Takeaway: AI agents don't solve data retrieval problems. If your systems lack semantic search infrastructure, adding a smarter agent doesn't compensate.

Automating PowerShell Remediation

This seemed like the holy grail: you can perform many microsoft actions directly using powershell. You can run a security incident response at scale. 

We explored it. We decided not to pursue it.

The scripts themselves weren't the problem. PowerShell is powerful — which means PowerShell can break things in powerful ways. The agent could easily cause adverse side effects, and there was no testing environment available to simulate real security incidents safely.

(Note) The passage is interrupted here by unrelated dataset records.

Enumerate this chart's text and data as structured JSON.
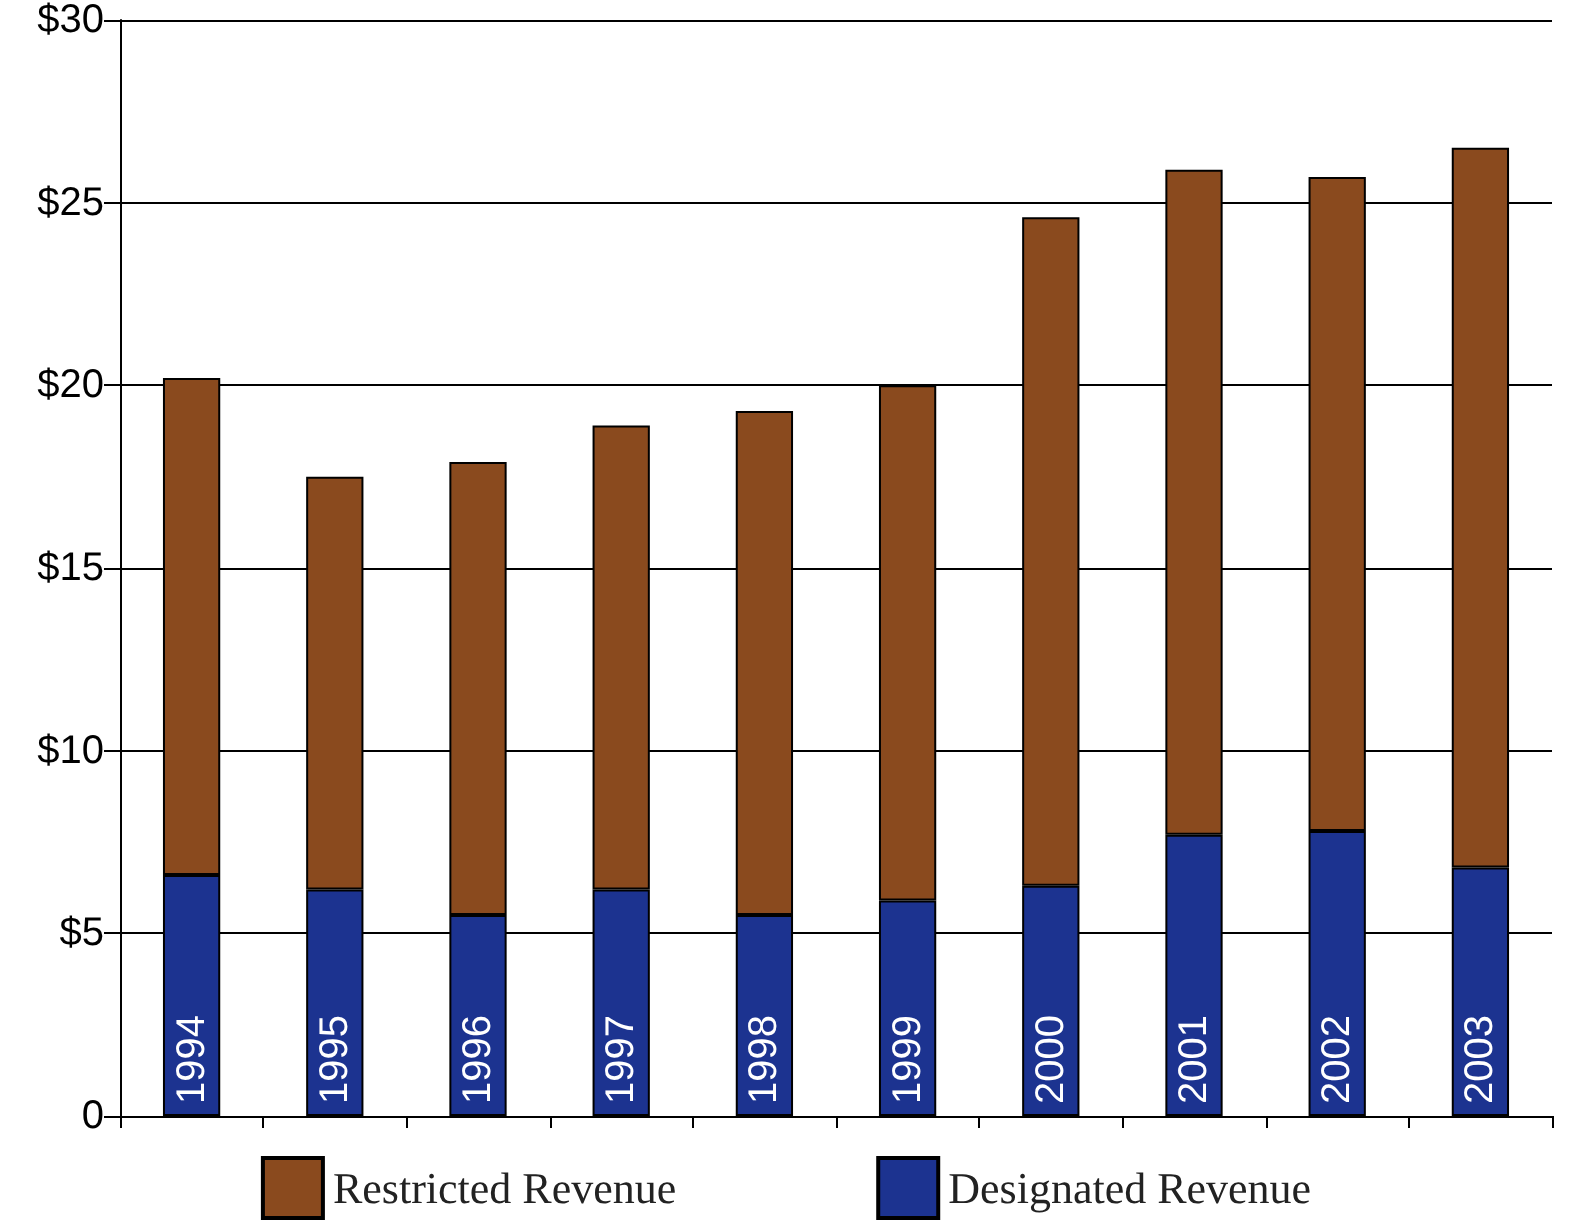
{
  "chart_data": {
    "type": "bar",
    "stacked": true,
    "categories": [
      "1994",
      "1995",
      "1996",
      "1997",
      "1998",
      "1999",
      "2000",
      "2001",
      "2002",
      "2003"
    ],
    "series": [
      {
        "name": "Designated Revenue",
        "color": "#1c3390",
        "values": [
          6.6,
          6.2,
          5.5,
          6.2,
          5.5,
          5.9,
          6.3,
          7.7,
          7.8,
          6.8
        ]
      },
      {
        "name": "Restricted Revenue",
        "color": "#8a4a1e",
        "values": [
          13.6,
          11.3,
          12.4,
          12.7,
          13.8,
          14.1,
          18.3,
          18.2,
          17.9,
          19.7
        ]
      }
    ],
    "ylim": [
      0,
      30
    ],
    "yticks": [
      {
        "value": 0,
        "label": "0"
      },
      {
        "value": 5,
        "label": "$5"
      },
      {
        "value": 10,
        "label": "$10"
      },
      {
        "value": 15,
        "label": "$15"
      },
      {
        "value": 20,
        "label": "$20"
      },
      {
        "value": 25,
        "label": "$25"
      },
      {
        "value": 30,
        "label": "$30"
      }
    ],
    "grid": "y",
    "legend": "bottom"
  }
}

Under a high-stress security event, you need reliability. The amount of work required to make this bulletproof outweighed the benefit.

Takeaway: Some automations fail the risk-reward calculation regardless of technical feasibility. The question isn't "can we automate this?" It's "do we have the guardrails?"

The Pattern That Emerged

Looking across our successes and failures, a pattern became clear:

  • What worked had bounded context, specific inputs, low data volume, clear "done" state

  • What failed required searching unbounded data, high failure cost, no safe test environment

The underlying insight: Agents perform well when context is contained. They struggle when asked to find needles in haystacks or when mistakes carry significant consequences.

We're continuing to explore the boundary between "too small to bother" and "too complex to trust." The middle ground — the genuinely useful automations — is narrower than we expected, but the wins there are real. If every small workflow saves a human a few minutes, over time they can add up to days.

A New Mental Framework

This changed how we evaluate automation opportunities. We used to ask "what's annoying?" Now we ask: Is the data bounded enough to execute the task? Is failure reversible or costly? The tasks that pass both filters are rarely the exciting ones — they're the mundane data syncs and log entries that nobody brags about automating. But that's where the ROI actually lives.

"We don't have documented processes" is something we hear a lot. If you're not sure where to start, look at your email templates - any template is a semi-documented process. It's frequent enough to bother, predictable enough to standardize, and has defined inputs and outputs. That's an automation candidate hiding in plain sight.

The technician's day still has spinning wheels. Just fewer of them.